Labour’s 2015 Manifesto pledge to introduce a Mansion Tax on 100,000 to 150,000 of the highest-value properties addressed the issue of disproportionately low Council Tax at the top whilst leaving the regressive system of Council Tax as a whole untouched. In a situation where middle-income households are losing out as well as the poorest, a recent survey in Scotland found support for wholesale reform from two thirds of respondents. A future Labour Government needs to take on the challenge of fundamental and radical reform of this rightly loathed tax.

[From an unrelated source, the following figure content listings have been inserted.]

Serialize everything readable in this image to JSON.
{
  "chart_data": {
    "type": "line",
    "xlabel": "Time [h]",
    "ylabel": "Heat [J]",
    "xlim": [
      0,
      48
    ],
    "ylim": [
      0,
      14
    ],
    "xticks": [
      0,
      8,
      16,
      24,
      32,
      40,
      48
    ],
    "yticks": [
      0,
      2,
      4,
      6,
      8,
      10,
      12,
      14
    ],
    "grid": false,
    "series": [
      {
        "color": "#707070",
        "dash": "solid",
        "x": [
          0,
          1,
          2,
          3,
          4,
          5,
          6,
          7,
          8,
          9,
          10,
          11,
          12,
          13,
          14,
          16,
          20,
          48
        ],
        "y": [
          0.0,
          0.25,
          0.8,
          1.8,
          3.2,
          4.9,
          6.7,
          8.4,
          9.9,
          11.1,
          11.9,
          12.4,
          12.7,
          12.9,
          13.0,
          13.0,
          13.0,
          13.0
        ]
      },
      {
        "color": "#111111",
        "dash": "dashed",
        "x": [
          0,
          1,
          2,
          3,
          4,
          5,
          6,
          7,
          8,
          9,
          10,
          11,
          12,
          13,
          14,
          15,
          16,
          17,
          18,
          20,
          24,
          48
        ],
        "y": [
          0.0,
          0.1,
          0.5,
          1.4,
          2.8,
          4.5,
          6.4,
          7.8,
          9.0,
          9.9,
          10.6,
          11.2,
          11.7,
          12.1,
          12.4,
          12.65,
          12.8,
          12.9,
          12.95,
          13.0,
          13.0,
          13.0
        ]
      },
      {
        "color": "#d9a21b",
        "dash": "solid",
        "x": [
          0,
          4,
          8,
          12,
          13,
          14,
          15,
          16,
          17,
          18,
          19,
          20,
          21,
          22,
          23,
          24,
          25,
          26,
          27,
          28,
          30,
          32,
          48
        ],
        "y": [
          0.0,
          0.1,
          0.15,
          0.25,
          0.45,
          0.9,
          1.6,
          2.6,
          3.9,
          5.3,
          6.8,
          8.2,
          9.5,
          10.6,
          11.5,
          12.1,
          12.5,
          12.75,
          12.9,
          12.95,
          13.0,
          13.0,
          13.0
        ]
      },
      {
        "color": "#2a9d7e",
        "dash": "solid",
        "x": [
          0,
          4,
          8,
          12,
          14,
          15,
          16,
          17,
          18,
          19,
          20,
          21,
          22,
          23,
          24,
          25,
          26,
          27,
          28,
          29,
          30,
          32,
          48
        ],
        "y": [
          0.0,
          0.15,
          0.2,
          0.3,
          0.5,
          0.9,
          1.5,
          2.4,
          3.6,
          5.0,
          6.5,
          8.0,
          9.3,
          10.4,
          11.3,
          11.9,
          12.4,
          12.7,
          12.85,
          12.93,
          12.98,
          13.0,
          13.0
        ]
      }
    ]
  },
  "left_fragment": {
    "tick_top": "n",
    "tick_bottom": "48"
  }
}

But this project is dogged by fears that reform will amount to little more than an exercise in moving many households up a Council Tax band, as happened when Wales revaluated in 2005. Labour must be bold in setting out a progressive, fair vision for the future of local taxation. We must be attentive to the toxic history of such reform, and realistic about the time needed to implement the change we want to see.

We have an opportunity to rebuild trust through revenue-neutral reform, funded through a levy on foreign property investors in London. The current system is so dated and unfair that without raising a single extra pound, a Labour government could bring down costs for 63% of households while raising bills for just 25%, reducing the average bill by £279 a year.

Even a completely revenue neutral reorganisation of location tax could create a fairer system, put more money in the pockets that need it most, and assist the stabilisation of the economy by reducing house price volatility. Like the Poll Tax before it, Council Tax must perish. Where successive Governments have shied away from action, the Labour Party should take on Britain’s most regressive taxes; for the many, not the few.